The Financial Times sums up the serious and systemic structural problems with China’s economic model — demographic trends of low birth rates and their large number of senior citizens, combined with China’s hard-line Covid restrictions, plus the collapsing real estate sector and a construction financing system that is plagued by debt and unbuilt projects — all while local governments are having great difficulty paying their construction bond’s higher-than-market rate interest rates due to a massive drop in property sales which accounted for about 40% of local government revenues.

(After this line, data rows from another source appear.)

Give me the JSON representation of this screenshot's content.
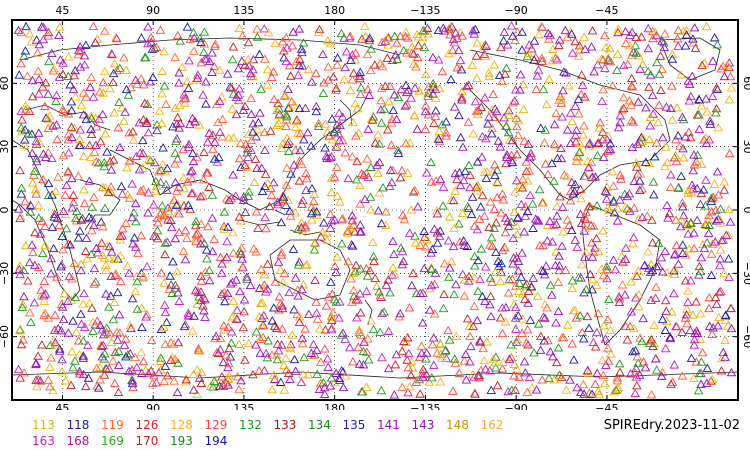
{
  "title": "SPIREdry.2023-11-02",
  "map": {
    "projection": "cylindrical-equidistant",
    "lon_range": [
      20,
      380
    ],
    "lat_range": [
      -90,
      90
    ],
    "marker": "triangle",
    "grid": "dotted",
    "top_lon_labels": [
      "45",
      "90",
      "135",
      "180",
      "−135",
      "−90",
      "−45"
    ],
    "bottom_lon_labels": [
      "45",
      "90",
      "135",
      "180",
      "−135",
      "−90",
      "−45"
    ],
    "left_lat_labels": [
      "60",
      "30",
      "0",
      "−30",
      "−60"
    ],
    "right_lat_labels": [
      "60",
      "30",
      "0",
      "−30",
      "−60"
    ]
  },
  "legend": {
    "row1": [
      {
        "label": "113",
        "color": "#e8b400"
      },
      {
        "label": "118",
        "color": "#1a1aa8"
      },
      {
        "label": "119",
        "color": "#ff6633"
      },
      {
        "label": "126",
        "color": "#cc1f1f"
      },
      {
        "label": "128",
        "color": "#ffb020"
      },
      {
        "label": "129",
        "color": "#ff4444"
      },
      {
        "label": "132",
        "color": "#1f9a1f"
      },
      {
        "label": "133",
        "color": "#b01010"
      },
      {
        "label": "134",
        "color": "#118811"
      },
      {
        "label": "135",
        "color": "#1f1fa0"
      },
      {
        "label": "141",
        "color": "#a010c0"
      },
      {
        "label": "143",
        "color": "#9010b0"
      },
      {
        "label": "148",
        "color": "#d09000"
      },
      {
        "label": "162",
        "color": "#ffaa33"
      }
    ],
    "row2": [
      {
        "label": "163",
        "color": "#c020c0"
      },
      {
        "label": "168",
        "color": "#c010a0"
      },
      {
        "label": "169",
        "color": "#22aa22"
      },
      {
        "label": "170",
        "color": "#cc2222"
      },
      {
        "label": "193",
        "color": "#1b8a1b"
      },
      {
        "label": "194",
        "color": "#1515a5"
      }
    ]
  },
  "point_colors": [
    "#a010c0",
    "#ff6633",
    "#e8b400",
    "#1f9a1f",
    "#1a1aa8",
    "#cc1f1f",
    "#c020c0",
    "#ffb020",
    "#9010b0",
    "#ff4444"
  ]
}
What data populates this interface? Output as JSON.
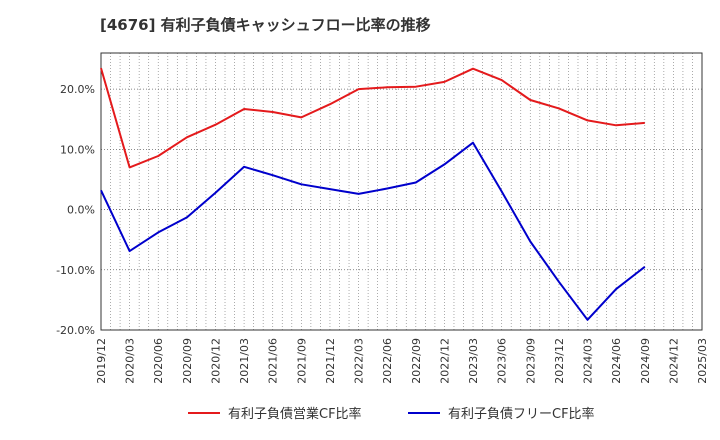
{
  "chart_data": {
    "type": "line",
    "title": "[4676]  有利子負債キャッシュフロー比率の推移",
    "x": [
      "2019/12",
      "2020/03",
      "2020/06",
      "2020/09",
      "2020/12",
      "2021/03",
      "2021/06",
      "2021/09",
      "2021/12",
      "2022/03",
      "2022/06",
      "2022/09",
      "2022/12",
      "2023/03",
      "2023/06",
      "2023/09",
      "2023/12",
      "2024/03",
      "2024/06",
      "2024/09",
      "2024/12",
      "2025/03"
    ],
    "ylim": [
      -20,
      26
    ],
    "yticks": [
      20,
      10,
      0,
      -10,
      -20
    ],
    "ytick_labels": [
      "20.0%",
      "10.0%",
      "0.0%",
      "-10.0%",
      "-20.0%"
    ],
    "grid": true,
    "legend_position": "bottom",
    "series": [
      {
        "name": "有利子負債営業CF比率",
        "color": "#e41a1c",
        "values": [
          23.5,
          7.0,
          8.9,
          12.0,
          14.1,
          16.7,
          16.2,
          15.3,
          17.5,
          20.0,
          20.3,
          20.4,
          21.2,
          23.4,
          21.5,
          18.2,
          16.8,
          14.8,
          14.0,
          14.4,
          null,
          null
        ]
      },
      {
        "name": "有利子負債フリーCF比率",
        "color": "#0000cc",
        "values": [
          3.2,
          -6.9,
          -3.8,
          -1.3,
          2.8,
          7.1,
          5.7,
          4.2,
          3.4,
          2.6,
          3.5,
          4.5,
          7.5,
          11.1,
          3.0,
          -5.3,
          -12.0,
          -18.3,
          -13.2,
          -9.5,
          null,
          null
        ]
      }
    ]
  }
}
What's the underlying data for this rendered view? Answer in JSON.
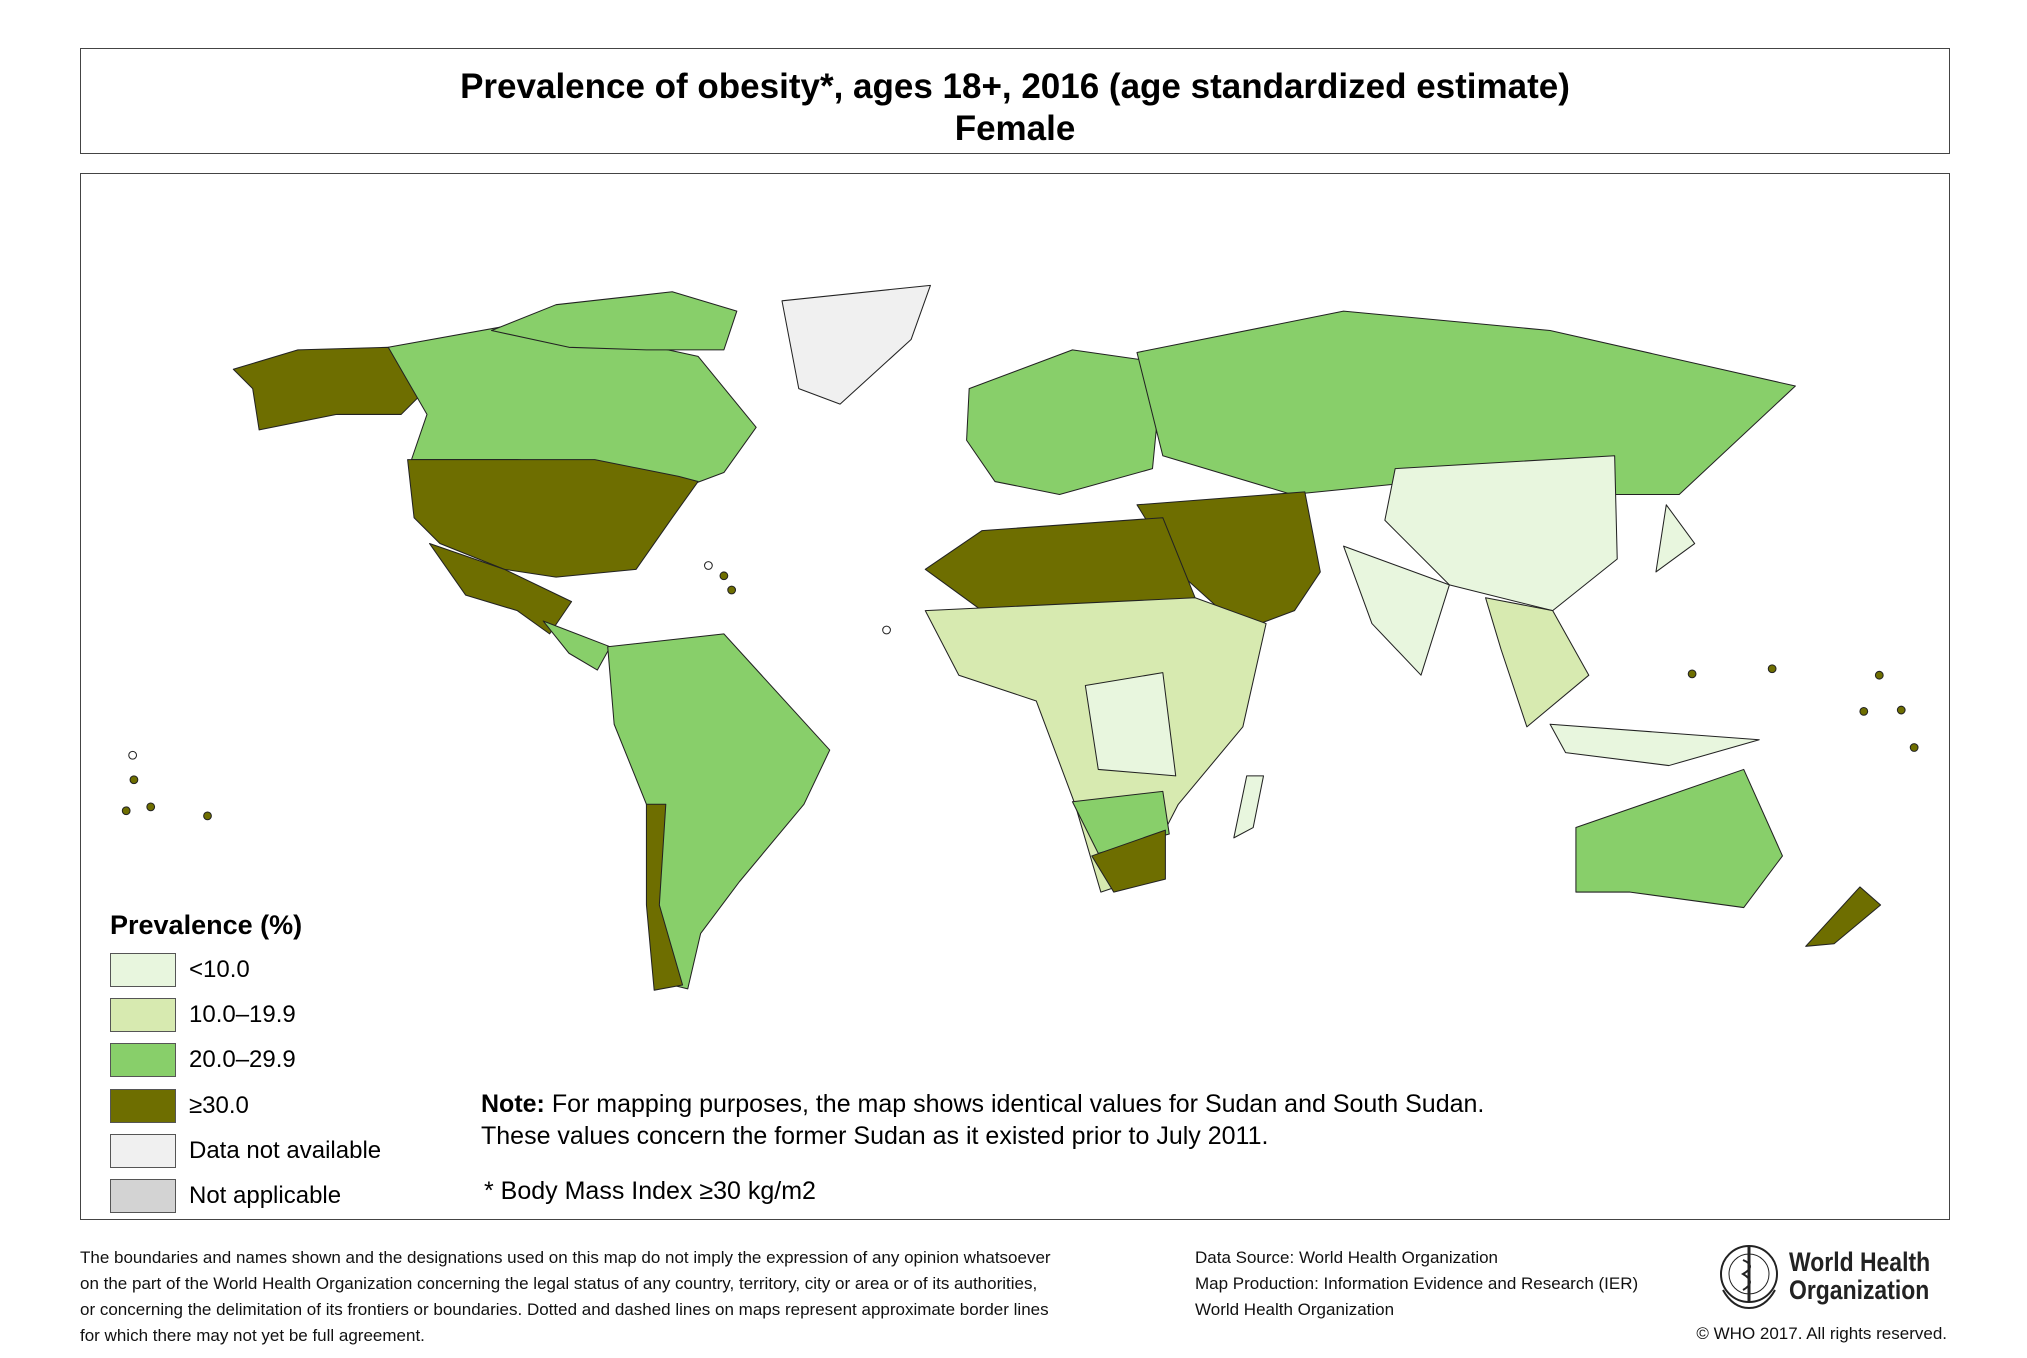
{
  "title": {
    "line1": "Prevalence of  obesity*, ages 18+, 2016 (age standardized estimate)",
    "line2": "Female"
  },
  "legend": {
    "title": "Prevalence (%)",
    "items": [
      {
        "label": "<10.0",
        "color": "#e8f6de"
      },
      {
        "label": "10.0–19.9",
        "color": "#d7eab0"
      },
      {
        "label": "20.0–29.9",
        "color": "#88cf6a"
      },
      {
        "label": "≥30.0",
        "color": "#6e6e00"
      },
      {
        "label": "Data not available",
        "color": "#f0f0f0"
      },
      {
        "label": "Not applicable",
        "color": "#d3d3d3"
      }
    ]
  },
  "note": {
    "bold": "Note:",
    "line1": " For mapping purposes, the map shows identical values for Sudan and South Sudan.",
    "line2": "These values concern the former Sudan as it existed prior to July 2011.",
    "footnote": "* Body Mass Index ≥30 kg/m2"
  },
  "footer": {
    "disclaimer": [
      "The boundaries and names shown and the designations used on this map do not imply the expression of any opinion whatsoever",
      "on the part of the World Health Organization concerning the legal status of any country, territory, city or area or of its authorities,",
      "or concerning the delimitation of its frontiers or boundaries. Dotted and dashed lines on maps represent approximate border lines",
      "for which there may not yet be full agreement."
    ],
    "credits": [
      "Data Source: World Health Organization",
      "Map Production: Information Evidence and Research (IER)",
      "World Health Organization"
    ],
    "logo_text": [
      "World Health",
      "Organization"
    ],
    "copyright": "© WHO 2017. All rights reserved."
  }
}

Here is a partial excerpt from the Financial Times, China’s property crash: ‘a slow-motion financial crisis,’ is quoted, in part, below:
The European Chamber of Commerce in China this month put out its “most dark [position] paper ever”, according to Jörg Wuttke, chamber president. The chamber warned that “European firms’ engagement [in China] can no longer be taken for granted” and added that China was quickly losing “its allure as an investment destination”.
The chamber, which counts more than 1,700 corporate members, noted that Beijing’s “zero-Covid” policies, the country’s “debt crisis”, the unravelling of the real estate sector, demographic headwinds and stalling consumer spending were all contributing to a tougher operating environment for European companies.
“The growing list of challenges is pushing many to reduce, localise and silo their China operations,” the EU position paper said.
Among foreign portfolio investors, the enthusiasm for the Chinese stock market of a few years back has turned to dust.
“I would say Chinese holdings will probably for an international money manager be at the lowest level in a decade,” says Andy Maynard, a trader at investment bank Chinese Renaissance in Hong Kong. “What was a darling from 2018 to 2021 has become the basket case, and the prices have reflected that,” he adds.
“You can speak to big US-based hedge funds that are prolific in this part of the world and they don’t have a single position in China.”